Brad

A Chapter Excerpt from Gift of Seeds by John Clinton Gray © 2012

I watched Brad eat his midday dinner at the small table in the kitchen of my grandmother’s central Delaware farmhouse. If he knew I was glancing sidelong at him, he didn’t let on. The rest of us ate at the big oval dining room table. The kitchen and dining room were actually one undivided space, but a Grand Canyon yawned between the two sides during those afternoon meals. Delaware borders the South, Brad was a black man, and that’s just how it was. When I innocently asked Grandma Stayton why, that was her answer. Something the grownups accepted as natural felt unnatural to me.

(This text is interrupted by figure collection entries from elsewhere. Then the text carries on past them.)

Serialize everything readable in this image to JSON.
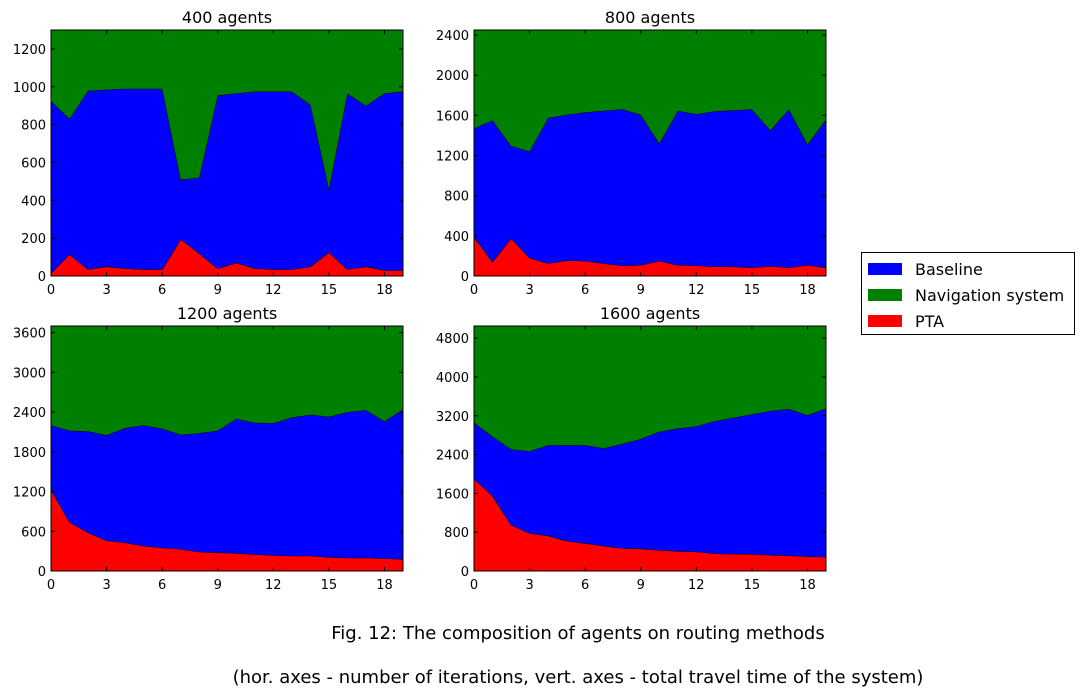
{
  "figure": {
    "caption": "Fig. 12: The composition of agents on routing methods",
    "subcaption": "(hor. axes - number of iterations, vert. axes - total travel time of the system)"
  },
  "legend": {
    "items": [
      {
        "label": "Baseline",
        "color": "#0000ff"
      },
      {
        "label": "Navigation system",
        "color": "#008000"
      },
      {
        "label": "PTA",
        "color": "#ff0000"
      }
    ]
  },
  "colors": {
    "pta": "#ff0000",
    "baseline": "#0000ff",
    "navigation": "#008000"
  },
  "chart_data": [
    {
      "type": "area",
      "stacked": true,
      "title": "400 agents",
      "xlabel": "",
      "ylabel": "",
      "x": [
        0,
        1,
        2,
        3,
        4,
        5,
        6,
        7,
        8,
        9,
        10,
        11,
        12,
        13,
        14,
        15,
        16,
        17,
        18,
        19
      ],
      "xlim": [
        0,
        19
      ],
      "ylim": [
        0,
        1300
      ],
      "xticks": [
        0,
        3,
        6,
        9,
        12,
        15,
        18
      ],
      "yticks": [
        0,
        200,
        400,
        600,
        800,
        1000,
        1200
      ],
      "series": [
        {
          "name": "PTA",
          "values": [
            15,
            115,
            35,
            50,
            40,
            35,
            35,
            195,
            120,
            40,
            70,
            40,
            35,
            35,
            50,
            125,
            35,
            50,
            30,
            30
          ]
        },
        {
          "name": "Baseline",
          "values": [
            910,
            715,
            945,
            935,
            950,
            955,
            955,
            315,
            400,
            915,
            895,
            935,
            940,
            940,
            855,
            335,
            930,
            850,
            935,
            945
          ]
        },
        {
          "name": "Navigation system",
          "values": [
            375,
            470,
            320,
            315,
            310,
            310,
            310,
            790,
            780,
            345,
            335,
            325,
            325,
            325,
            395,
            840,
            335,
            400,
            335,
            325
          ]
        }
      ]
    },
    {
      "type": "area",
      "stacked": true,
      "title": "800 agents",
      "xlabel": "",
      "ylabel": "",
      "x": [
        0,
        1,
        2,
        3,
        4,
        5,
        6,
        7,
        8,
        9,
        10,
        11,
        12,
        13,
        14,
        15,
        16,
        17,
        18,
        19
      ],
      "xlim": [
        0,
        19
      ],
      "ylim": [
        0,
        2450
      ],
      "xticks": [
        0,
        3,
        6,
        9,
        12,
        15,
        18
      ],
      "yticks": [
        0,
        400,
        800,
        1200,
        1600,
        2000,
        2400
      ],
      "series": [
        {
          "name": "PTA",
          "values": [
            390,
            140,
            375,
            180,
            125,
            155,
            150,
            125,
            105,
            110,
            150,
            110,
            105,
            95,
            95,
            85,
            100,
            85,
            110,
            85
          ]
        },
        {
          "name": "Baseline",
          "values": [
            1080,
            1410,
            920,
            1060,
            1450,
            1450,
            1480,
            1520,
            1555,
            1495,
            1170,
            1535,
            1505,
            1545,
            1555,
            1575,
            1350,
            1575,
            1200,
            1475
          ]
        },
        {
          "name": "Navigation system",
          "values": [
            980,
            900,
            1155,
            1210,
            875,
            845,
            820,
            805,
            790,
            845,
            1130,
            805,
            840,
            810,
            800,
            790,
            1000,
            790,
            1140,
            890
          ]
        }
      ]
    },
    {
      "type": "area",
      "stacked": true,
      "title": "1200 agents",
      "xlabel": "",
      "ylabel": "",
      "x": [
        0,
        1,
        2,
        3,
        4,
        5,
        6,
        7,
        8,
        9,
        10,
        11,
        12,
        13,
        14,
        15,
        16,
        17,
        18,
        19
      ],
      "xlim": [
        0,
        19
      ],
      "ylim": [
        0,
        3700
      ],
      "xticks": [
        0,
        3,
        6,
        9,
        12,
        15,
        18
      ],
      "yticks": [
        0,
        600,
        1200,
        1800,
        2400,
        3000,
        3600
      ],
      "series": [
        {
          "name": "PTA",
          "values": [
            1230,
            740,
            580,
            460,
            430,
            380,
            350,
            330,
            290,
            280,
            270,
            250,
            240,
            230,
            230,
            210,
            200,
            200,
            190,
            180
          ]
        },
        {
          "name": "Baseline",
          "values": [
            970,
            1380,
            1530,
            1590,
            1730,
            1820,
            1800,
            1730,
            1790,
            1840,
            2030,
            1990,
            1990,
            2090,
            2130,
            2120,
            2200,
            2230,
            2070,
            2260
          ]
        },
        {
          "name": "Navigation system",
          "values": [
            1500,
            1580,
            1590,
            1650,
            1540,
            1500,
            1550,
            1640,
            1620,
            1580,
            1400,
            1460,
            1470,
            1380,
            1340,
            1370,
            1300,
            1270,
            1440,
            1260
          ]
        }
      ]
    },
    {
      "type": "area",
      "stacked": true,
      "title": "1600 agents",
      "xlabel": "",
      "ylabel": "",
      "x": [
        0,
        1,
        2,
        3,
        4,
        5,
        6,
        7,
        8,
        9,
        10,
        11,
        12,
        13,
        14,
        15,
        16,
        17,
        18,
        19
      ],
      "xlim": [
        0,
        19
      ],
      "ylim": [
        0,
        5050
      ],
      "xticks": [
        0,
        3,
        6,
        9,
        12,
        15,
        18
      ],
      "yticks": [
        0,
        800,
        1600,
        2400,
        3200,
        4000,
        4800
      ],
      "series": [
        {
          "name": "PTA",
          "values": [
            1900,
            1550,
            950,
            780,
            730,
            620,
            570,
            520,
            470,
            460,
            430,
            410,
            400,
            360,
            350,
            350,
            330,
            320,
            300,
            290
          ]
        },
        {
          "name": "Baseline",
          "values": [
            1160,
            1220,
            1560,
            1690,
            1860,
            1970,
            2020,
            2010,
            2150,
            2260,
            2440,
            2530,
            2580,
            2730,
            2810,
            2880,
            2970,
            3020,
            2910,
            3060
          ]
        },
        {
          "name": "Navigation system",
          "values": [
            1990,
            2280,
            2540,
            2580,
            2460,
            2460,
            2460,
            2520,
            2430,
            2330,
            2180,
            2110,
            2070,
            1960,
            1890,
            1820,
            1750,
            1710,
            1840,
            1700
          ]
        }
      ]
    }
  ]
}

Outside the house, my uncle Everett treated his only full-time farmhand as a friend and co-worker. I think Everett trusted Brad with his life—at times literally, when they worked on dangerous machinery together. He gave him an acre and built a home for Brad, his wife, and their children on the farm—a neat, small, white house, half a mile up the dusty road on the edge of the woods. Race was never talked about. That’s just how it was. It was a different world from my all-white suburban neighborhood in New York, but for several weeks a year it was my second home. When I think of Grandma Stayton’s farm, Brad is always there, part of it all.

At seven, going for a tractor ride was a big deal. My uncle or my dad would usually accommodate my eager begging, as long as it wasn’t too often. On a warm afternoon after dinner, I asked and asked but both uncle and father were busy with something. Then Brad offered to take me with him when he went back out to cultivate a soybean field. My dad and uncle nodded.

I was elated. I’d never had a tractor ride with Brad before. We walked a long way out into the south field where he’d left the tractor, stepping over young plants, row after row after row. The dirt had a dry, crunchy crust but with each sneakered step my feet broke through to yielding soil.

Brad wore soft, dusty denim overalls and scuffed, wrinkled work boots with leather laces. Through a cut on one toe I could see shiny metal. He had on a faded long-sleeved shirt despite the warm weather, and a once-green ball cap. It wasn’t a baseball cap like my favorite New York Giants hat. It had a bill like a ball cap, but there was white stuff all around the headband, even across the front where it read “Milford Feed & Seed.” I asked, and Brad told me it was sweat. I thought sweat was wet, not white.

We reached the tractor. Brad climbed up on the metal seat mounted on a giant spring, then helped me up to sit between him and the hot, black steering wheel. Brad leaned over me to put his thumb on the worn metal starter button. He was warm and smelled good of dust, engine grease, and sweat. His left arm was around my waist like a seatbelt, and I felt secure and happy up on my tractor perch. A short whine later, the tractor’s loud motor rumbled, black smoke briefly spewed out a pipe on top, and we set off down the soybean rows.

The day was sunny, humid, breezeless. Haze blurred the distant woods. Brad drove slowly, straight and true. Below our feet I watched the cultivator’s metal points slide smoothly through the soil. A four-row-wide wake of freshly turned earth stretched out behind us, perfectly framing three lines of soybean green.

When we got to the edge of the field where it met the hedgerow, Brad turned the tractor in a tight semicircle, and we headed back straight in the opposite direction. The dry, weedy dirt ahead was transformed into fragrant, fecund soil as we passed. The soybean plants would be happy, I thought.

Brad didn’t talk. His arm remained around me, firm but gentle. The tractor’s motor droned. I felt like a barnyard cat stretching placidly on a warm, sunny ledge, and sleep took over.

I awoke on the sofa in my grandmother’s front room. Brad had carried me to the farmhouse and passed me to my dad, who’d laid me there, all without disturbing me. For years later the men recounted how funny they found it all. I had wanted that tractor ride so badly, and then didn’t last two full passes in the field before conking out cold on Brad’s lap.

Forty years later my sister attended a Stayton family reunion hosted by my uncle’s adult children. They had invited Brad, and were surprised and delighted when he showed up. Then in his seventies, Brad jokingly introduced himself to younger folk who didn’t know him as “the black sheep of the family.” He would never have said that back in my grandmother’s day! But times had changed, and to our generation he was part of the family. He just never ate at the big table.